Wisent-Verein will alle Rechtsmittel ausschöpfen

Einspruch gegen Einstweilige Verfügung | Bernd Fuhrmann kündigt harte Auseinandersetzung an

Werden nun wohl Hautakteure in einer rechtlichen Auseinandersetzung: die erste freilebende Wisentherde in Westeuropa.

Bad Berleburg, 31. August 2014. „Wir werden das für Westeuropa einzigartige Artenschutzprojekt zur Erhaltung der Wisente mit allen rechtlich möglichen Mitteln verteidigen“, erklärt der erste Vorsitzende des Wisent-Trägervereins, Bernd Fuhrmann. Der Verein reagiert damit auf die Einstweilige Verfügung des Schmallenberger Amtsgerichts, wonach den zwölf frei lebenden Wisenten das Betreten der Grundstücke des Beschwerde führenden Waldbauern Hermann-Josef Vogt aus Schmallenberg untersagt wurde.

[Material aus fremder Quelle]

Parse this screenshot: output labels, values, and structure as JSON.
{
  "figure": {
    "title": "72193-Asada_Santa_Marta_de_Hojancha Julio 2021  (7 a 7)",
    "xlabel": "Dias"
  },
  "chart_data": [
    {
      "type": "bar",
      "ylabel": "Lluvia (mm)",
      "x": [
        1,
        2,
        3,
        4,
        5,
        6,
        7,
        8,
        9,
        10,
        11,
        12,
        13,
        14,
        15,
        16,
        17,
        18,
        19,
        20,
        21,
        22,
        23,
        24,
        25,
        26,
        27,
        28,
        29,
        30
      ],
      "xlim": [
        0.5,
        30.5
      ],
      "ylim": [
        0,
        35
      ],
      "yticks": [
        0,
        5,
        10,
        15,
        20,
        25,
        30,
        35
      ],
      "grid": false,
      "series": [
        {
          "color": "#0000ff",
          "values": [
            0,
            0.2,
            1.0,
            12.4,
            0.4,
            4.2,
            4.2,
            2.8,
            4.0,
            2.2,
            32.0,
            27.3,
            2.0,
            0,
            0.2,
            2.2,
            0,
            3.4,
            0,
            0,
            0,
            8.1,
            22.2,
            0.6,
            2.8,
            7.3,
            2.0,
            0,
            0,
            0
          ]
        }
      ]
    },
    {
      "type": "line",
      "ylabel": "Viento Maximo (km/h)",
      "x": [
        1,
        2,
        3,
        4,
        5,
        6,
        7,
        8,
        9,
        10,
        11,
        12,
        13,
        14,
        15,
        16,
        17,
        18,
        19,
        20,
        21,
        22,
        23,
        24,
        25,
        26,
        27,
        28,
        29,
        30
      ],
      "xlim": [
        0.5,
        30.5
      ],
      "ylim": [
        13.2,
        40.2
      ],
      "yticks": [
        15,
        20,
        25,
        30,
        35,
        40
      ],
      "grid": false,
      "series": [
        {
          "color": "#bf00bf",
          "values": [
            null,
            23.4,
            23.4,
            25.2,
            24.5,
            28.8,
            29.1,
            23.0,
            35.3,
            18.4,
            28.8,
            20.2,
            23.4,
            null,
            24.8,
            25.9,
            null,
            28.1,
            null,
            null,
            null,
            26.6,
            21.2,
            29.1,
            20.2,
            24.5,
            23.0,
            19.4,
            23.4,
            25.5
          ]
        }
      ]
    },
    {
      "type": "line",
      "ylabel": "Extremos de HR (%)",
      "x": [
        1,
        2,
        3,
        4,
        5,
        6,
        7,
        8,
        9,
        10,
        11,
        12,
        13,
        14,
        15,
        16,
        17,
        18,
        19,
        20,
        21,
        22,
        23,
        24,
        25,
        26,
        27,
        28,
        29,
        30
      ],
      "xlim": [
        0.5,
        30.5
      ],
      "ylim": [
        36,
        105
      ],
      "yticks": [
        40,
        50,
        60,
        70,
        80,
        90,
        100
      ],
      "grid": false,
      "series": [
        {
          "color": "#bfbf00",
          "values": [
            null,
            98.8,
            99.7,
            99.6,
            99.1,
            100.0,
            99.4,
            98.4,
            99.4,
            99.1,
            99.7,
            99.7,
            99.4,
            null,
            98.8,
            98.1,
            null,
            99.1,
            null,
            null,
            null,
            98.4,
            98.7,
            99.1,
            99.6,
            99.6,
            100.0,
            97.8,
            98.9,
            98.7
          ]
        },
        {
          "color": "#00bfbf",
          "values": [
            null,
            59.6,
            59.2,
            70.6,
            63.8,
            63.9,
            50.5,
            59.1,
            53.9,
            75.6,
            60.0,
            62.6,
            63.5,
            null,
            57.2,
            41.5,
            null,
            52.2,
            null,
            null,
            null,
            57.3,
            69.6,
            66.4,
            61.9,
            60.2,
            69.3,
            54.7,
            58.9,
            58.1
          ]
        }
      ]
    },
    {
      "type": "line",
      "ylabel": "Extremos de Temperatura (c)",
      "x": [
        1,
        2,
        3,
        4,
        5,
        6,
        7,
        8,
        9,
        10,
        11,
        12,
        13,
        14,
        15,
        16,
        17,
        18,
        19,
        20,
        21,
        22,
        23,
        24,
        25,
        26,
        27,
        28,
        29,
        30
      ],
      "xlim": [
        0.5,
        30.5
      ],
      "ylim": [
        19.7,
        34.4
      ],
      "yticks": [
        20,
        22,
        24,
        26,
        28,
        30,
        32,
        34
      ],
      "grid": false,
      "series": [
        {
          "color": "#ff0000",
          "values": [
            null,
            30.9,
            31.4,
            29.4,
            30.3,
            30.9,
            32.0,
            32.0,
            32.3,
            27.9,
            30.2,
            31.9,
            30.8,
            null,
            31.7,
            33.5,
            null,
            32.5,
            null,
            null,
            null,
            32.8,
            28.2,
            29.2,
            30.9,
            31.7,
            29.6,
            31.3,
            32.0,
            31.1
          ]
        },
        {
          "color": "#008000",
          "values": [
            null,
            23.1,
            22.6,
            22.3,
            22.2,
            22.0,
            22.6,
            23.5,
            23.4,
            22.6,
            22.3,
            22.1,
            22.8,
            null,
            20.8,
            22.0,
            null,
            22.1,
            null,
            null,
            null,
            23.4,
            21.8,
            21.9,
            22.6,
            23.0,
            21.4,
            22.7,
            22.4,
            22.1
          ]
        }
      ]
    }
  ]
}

Bernd Fuhrmann kündigte an, dass der Wisent-Verein am Montag Widerspruch gegen die einstweilige Verfügung einlegen werde. Er teilt weiter mit, dass – parallel zur juristischen Auseinandersetzung – alle Möglichkeiten intensiv geprüft würden, wie den Tieren das Betreten der inkriminierten Grundstücke verwehrt werden könne.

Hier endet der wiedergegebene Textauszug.